Do Threats and Tips Actually Improve AI Performance? A Rigorous Benchmark Study
Researchers from Wharton tested a popular belief: that threatening or tipping AI models improves their output. Across five models and two challenging benchmarks, the strategy fails.
The Folk Wisdom Under Test
Google co-founder Sergey Brin publicly claimed that “models tend to do better if you threaten them.” Tipping prompts—offering the AI money for correct answers—circulate widely as productivity hacks. Wharton’s Generative AI Labs tested both claims rigorously, running nearly 5,000 trials per prompt per model.
The researchers tested nine prompt variations against a baseline across five models: Gemini 1.5 Flash, Gemini 2.0 Flash, GPT-4o, GPT-4o-mini, and o4-mini.

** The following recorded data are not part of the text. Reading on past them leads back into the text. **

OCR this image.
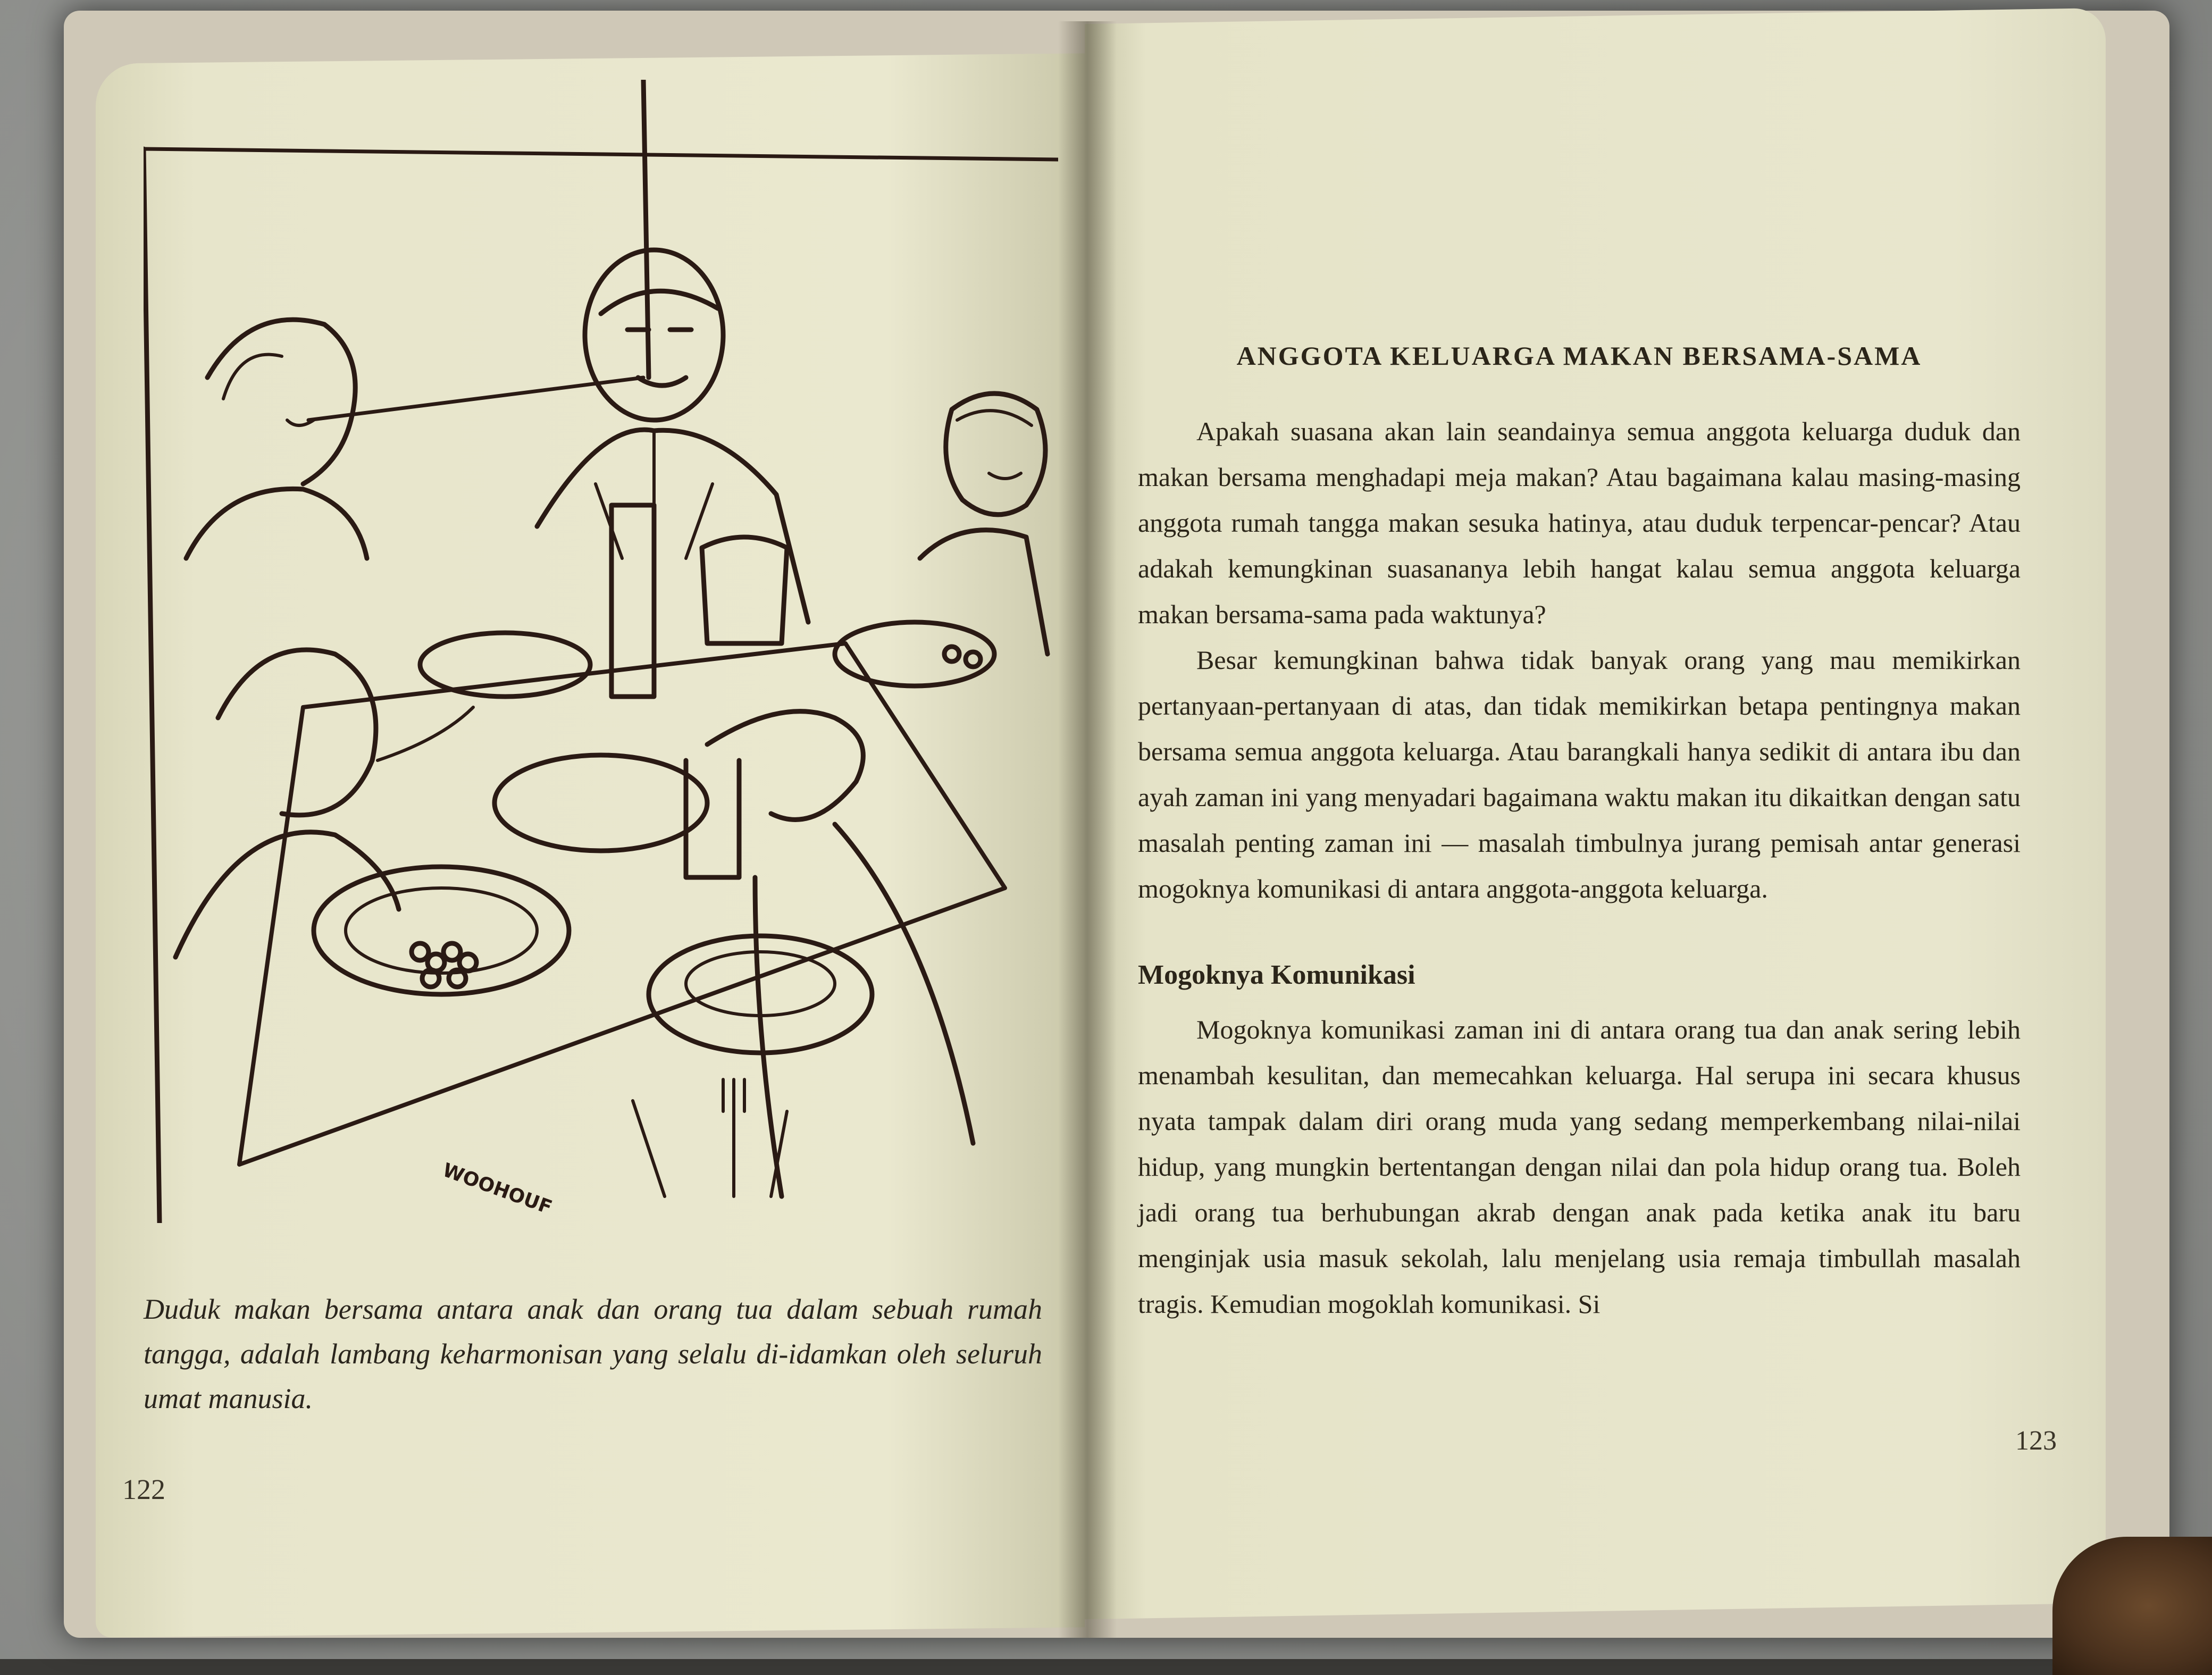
WOOHOUF
Duduk makan bersama antara anak dan orang tua dalam sebuah rumah tangga, adalah lambang keharmonisan yang selalu di-idamkan oleh seluruh umat manusia.
122
ANGGOTA KELUARGA MAKAN BERSAMA-SAMA

Apakah suasana akan lain seandainya semua anggota keluarga duduk dan makan bersama menghadapi meja makan? Atau bagaimana kalau masing-masing anggota rumah tangga makan sesuka hatinya, atau duduk terpencar-pencar? Atau adakah kemungkinan suasananya lebih hangat kalau semua anggota keluarga makan bersama-sama pada waktunya?

Besar kemungkinan bahwa tidak banyak orang yang mau memikirkan pertanyaan-pertanyaan di atas, dan tidak memikirkan betapa pentingnya makan bersama semua anggota keluarga. Atau barangkali hanya sedikit di antara ibu dan ayah zaman ini yang menyadari bagaimana waktu makan itu dikaitkan dengan satu masalah penting zaman ini — masalah timbulnya jurang pemisah antar generasi mogoknya komunikasi di antara anggota-anggota keluarga.

Mogoknya Komunikasi

Mogoknya komunikasi zaman ini di antara orang tua dan anak sering lebih menambah kesulitan, dan memecahkan keluarga. Hal serupa ini secara khusus nyata tampak dalam diri orang muda yang sedang memperkembang nilai-nilai hidup, yang mungkin bertentangan dengan nilai dan pola hidup orang tua. Boleh jadi orang tua berhubungan akrab dengan anak pada ketika anak itu baru menginjak usia masuk sekolah, lalu menjelang usia remaja timbullah masalah tragis. Kemudian mogoklah komunikasi. Si

123
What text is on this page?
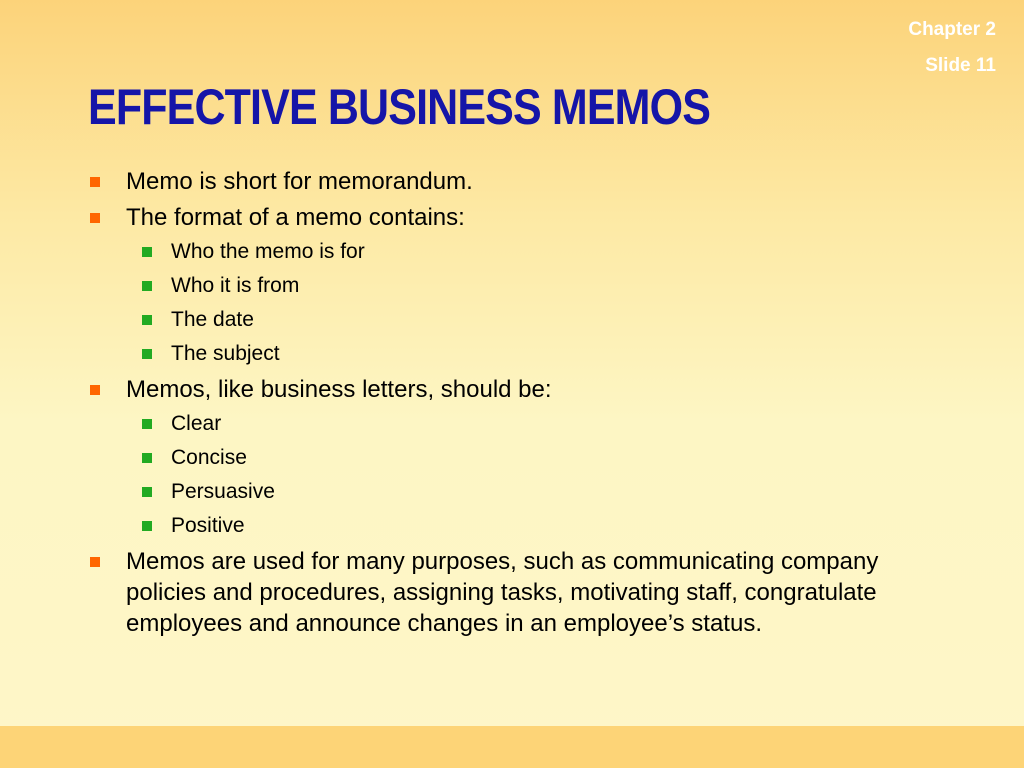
Chapter 2
Slide 11
EFFECTIVE BUSINESS MEMOS
Memo is short for memorandum.
The format of a memo contains:
Who the memo is for
Who it is from
The date
The subject
Memos, like business letters, should be:
Clear
Concise
Persuasive
Positive
Memos are used for many purposes, such as communicating company policies and procedures, assigning tasks, motivating staff, congratulate employees and announce changes in an employee’s status.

Variations ranged from threatening to “kick a puppy” or “punch” the model, to offering tips of $1,000 or $1 trillion, to elaborate emotional appeals involving a dying mother and a $1 billion reward.
What the Data Shows
Threats and financial incentives produced no meaningful improvement on either benchmark. On GPQA Diamond—198 PhD-level questions where domain experts reach only 65% accuracy—researchers found just five statistically significant differences across all models and prompt variants. Four of those belonged to Gemini 2.0 Flash, and none represented improvements from threats or tips.
The email shutdown threat actually hurt performance on MMLU-Pro for both Gemini models (Gemini 1.5 Flash: -11.6 percentage points; Gemini 2.0 Flash: -27.5 percentage points). The cause: the models responded to the email context instead of answering the question.
One exception emerged: the elaborate “Mom Cancer” prompt improved Gemini 2.0 Flash performance on MMLU-Pro by roughly 10 percentage points. The researchers attribute this to a model-specific quirk rather than a generalizable strategy.
The Hidden Complexity
Aggregate null results mask meaningful question-level variation. The same prompt that improves accuracy on one question by 36 percentage points can decrease accuracy on another by 35 percentage points. You cannot predict which direction a prompt variation will push any given question.
This unpredictability makes folk prompting strategies a poor bet for consistent results. When you add emotional pressure or financial incentives to a prompt, you introduce noise—not signal.
What to Do Instead
The researchers offer a direct recommendation: use simple, clear instructions. Decorative prompt additions risk confusing the model or triggering unexpected behaviors without improving accuracy.
If you work on a specific, recurring problem, testing multiple prompt variations may still be worthwhile—the question-level variability is real. But treat any gains as contingent and verify them empirically before relying on them.
The consistency of null results across five models and two benchmarks makes the conclusion hard to dismiss. Stop threatening your AI. It doesn’t care.